Insights from the Australian Strategic Policy Institute and Wired

NEWS

UK patents can only be granted to products developed by humans — not artificial intelligence — the country’s Intellectual Property Office ruled Wednesday.

It’s the latest in a series of AI-related court rulings in several countries as regulators look to mediate the implications of rapidly-developing AI capabilities. While many Western countries are prioritizing human-generated work, other countries like China are protecting AI-generated content as the race to lead AI development intensifies.

SIGNALS

Semafor Signals: Global insights on today's biggest stories.

AI inventions as “trade secrets” instead of patents

Sources: Tech consultant Shelly Palmer

The UK court’s decision does not expand the scope of inventions to include AI-generated ones and does not fully explore the technology’s “intellectual contributions,” Syracuse University professor Shelly Palmer wrote. While legal systems would need to be updated to keep up with AI technologies, Palmer suggested that inventors could circumvent courts by keeping their AI-generated products a “trade secret” instead of using patents which compel developers to share their ideas with the public and risk helping competing products. “If AI is truly valuable in assisting with the creation of better mouse traps… why the need to share?” Palmer wrote.
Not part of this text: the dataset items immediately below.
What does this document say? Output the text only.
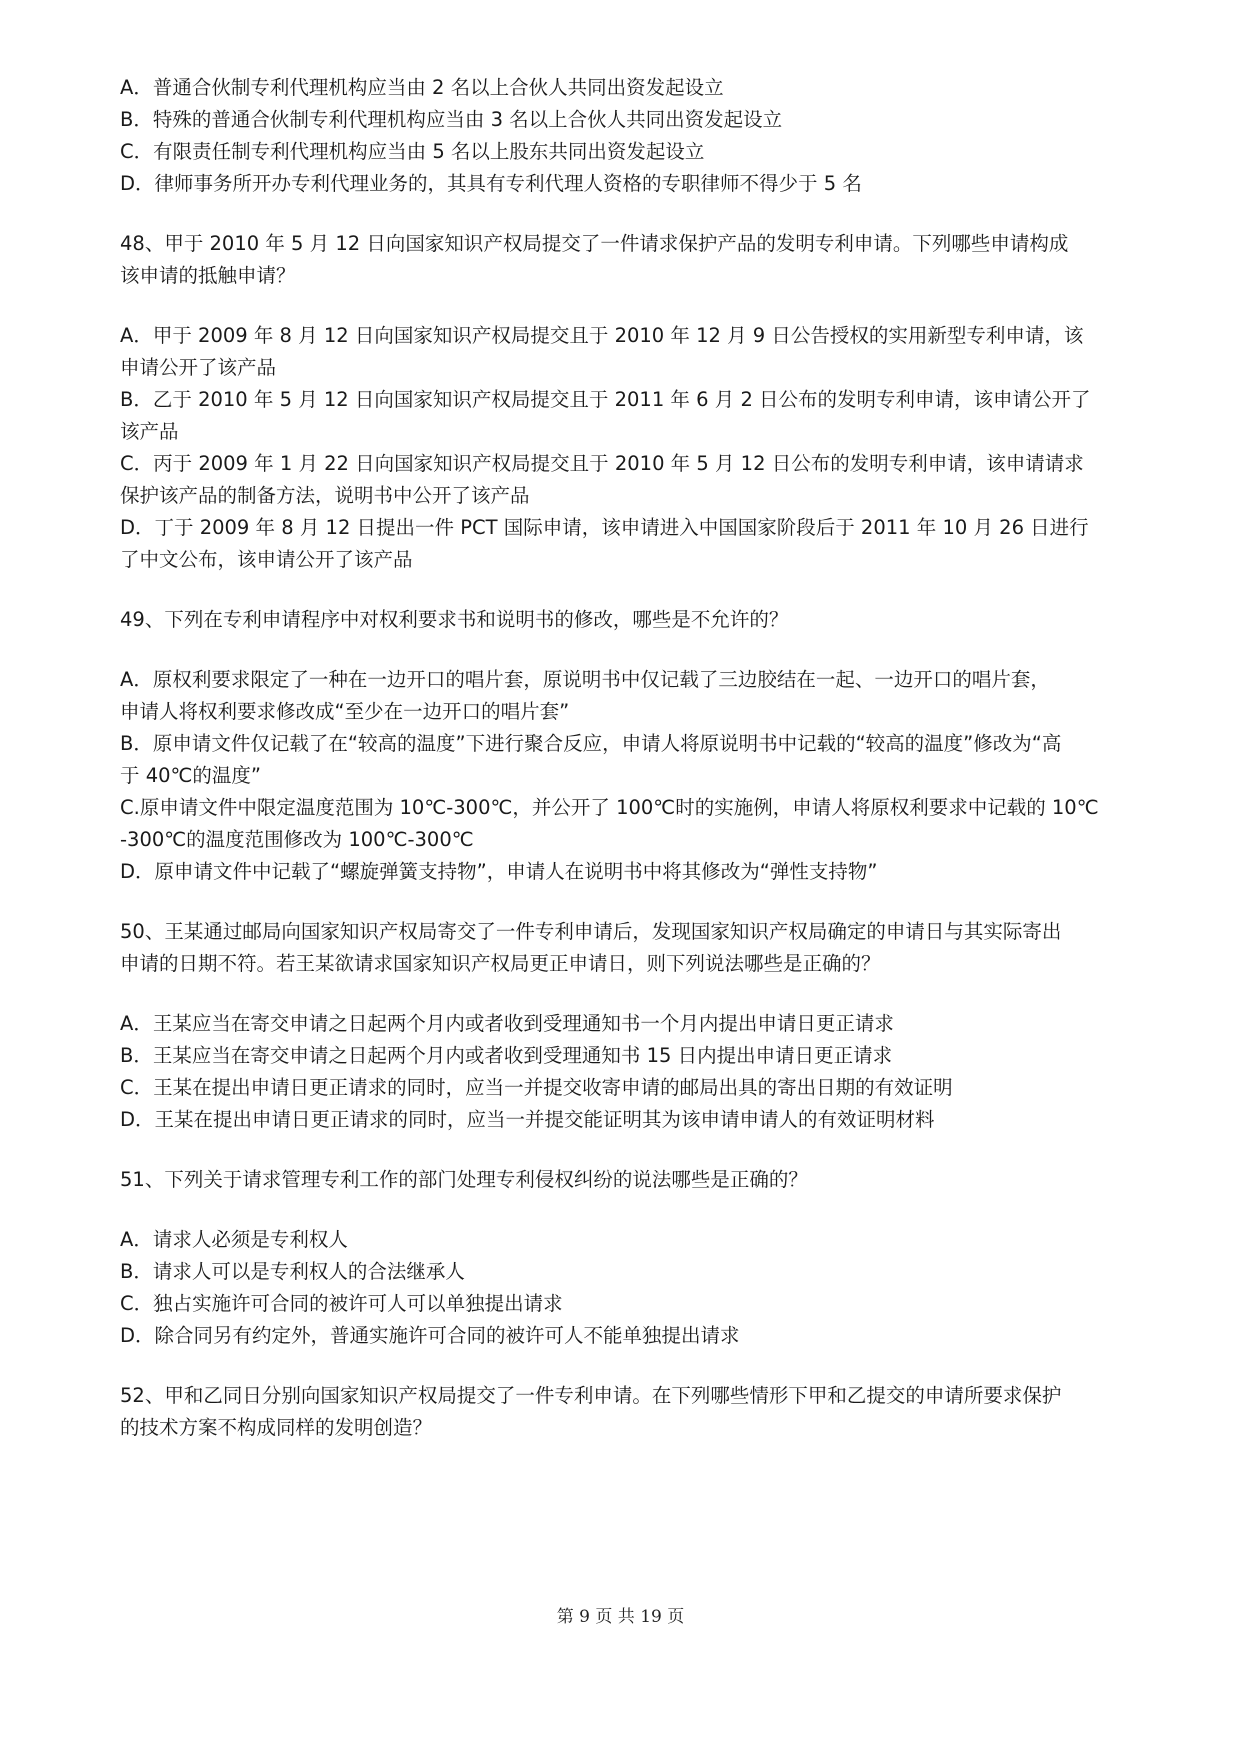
A．普通合伙制专利代理机构应当由 2 名以上合伙人共同出资发起设立
B．特殊的普通合伙制专利代理机构应当由 3 名以上合伙人共同出资发起设立
C．有限责任制专利代理机构应当由 5 名以上股东共同出资发起设立
D．律师事务所开办专利代理业务的，其具有专利代理人资格的专职律师不得少于 5 名
48、甲于 2010 年 5 月 12 日向国家知识产权局提交了一件请求保护产品的发明专利申请。下列哪些申请构成
该申请的抵触申请？
A．甲于 2009 年 8 月 12 日向国家知识产权局提交且于 2010 年 12 月 9 日公告授权的实用新型专利申请，该
申请公开了该产品
B．乙于 2010 年 5 月 12 日向国家知识产权局提交且于 2011 年 6 月 2 日公布的发明专利申请，该申请公开了
该产品
C．丙于 2009 年 1 月 22 日向国家知识产权局提交且于 2010 年 5 月 12 日公布的发明专利申请，该申请请求
保护该产品的制备方法，说明书中公开了该产品
D．丁于 2009 年 8 月 12 日提出一件 PCT 国际申请，该申请进入中国国家阶段后于 2011 年 10 月 26 日进行
了中文公布，该申请公开了该产品
49、下列在专利申请程序中对权利要求书和说明书的修改，哪些是不允许的？
A．原权利要求限定了一种在一边开口的唱片套，原说明书中仅记载了三边胶结在一起、一边开口的唱片套，
申请人将权利要求修改成“至少在一边开口的唱片套”
B．原申请文件仅记载了在“较高的温度”下进行聚合反应，申请人将原说明书中记载的“较高的温度”修改为“高
于 40℃的温度”
C.原申请文件中限定温度范围为 10℃-300℃，并公开了 100℃时的实施例，申请人将原权利要求中记载的 10℃
-300℃的温度范围修改为 100℃-300℃
D．原申请文件中记载了“螺旋弹簧支持物”，申请人在说明书中将其修改为“弹性支持物”
50、王某通过邮局向国家知识产权局寄交了一件专利申请后，发现国家知识产权局确定的申请日与其实际寄出
申请的日期不符。若王某欲请求国家知识产权局更正申请日，则下列说法哪些是正确的？
A．王某应当在寄交申请之日起两个月内或者收到受理通知书一个月内提出申请日更正请求
B．王某应当在寄交申请之日起两个月内或者收到受理通知书 15 日内提出申请日更正请求
C．王某在提出申请日更正请求的同时，应当一并提交收寄申请的邮局出具的寄出日期的有效证明
D．王某在提出申请日更正请求的同时，应当一并提交能证明其为该申请申请人的有效证明材料
51、下列关于请求管理专利工作的部门处理专利侵权纠纷的说法哪些是正确的？
A．请求人必须是专利权人
B．请求人可以是专利权人的合法继承人
C．独占实施许可合同的被许可人可以单独提出请求
D．除合同另有约定外，普通实施许可合同的被许可人不能单独提出请求
52、甲和乙同日分别向国家知识产权局提交了一件专利申请。在下列哪些情形下甲和乙提交的申请所要求保护
的技术方案不构成同样的发明创造？
第 9 页 共 19 页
Chinese courts’ leniency on AI reflects its world domination goals

Sources: Australian Strategic Policy Institute, Semafor

A Beijing court’s recent ruling that AI-generated content is protected by copyright “advances a wider effort in China to surpass the U.S. to become a global leader in AI,” according to the Australian Strategic Policy Institute (ASPI). U.S. chip restrictions on China have hampered Beijing’s ambitions, but the ruling incentivizes its tech companies to use AI, reflecting the country’s pro-business stance in AI regulation, a Chinese law professor said. If Chinese courts adopt a more lenient approach to AI-related legal challenges, it could blur the lines between “AI-generated and human-crafted worlds,” ASPI warned. This has risky implications for AI development models which rely on “high-quality data sourced from human-generated content.”

How to train AI: “Get permission”

Sources: Wired, Associated Press

The fight over big tech using creators’ content to train AI models poses an “existential threat” to artists and writers who worry that these models will eventually replace them in the workforce, Wired reported. The concern was amplified during this year’s Hollywood screenwriters’ strike, which ultimately gave the writers a temporary win in how production studios use AI content. The most ethical way to train AI is “very simple: get permission,” said Mary Rasenberger, CEO of the Authors Guild, which is developing a tool to help AI companies compensate its members to license their work for training AI models.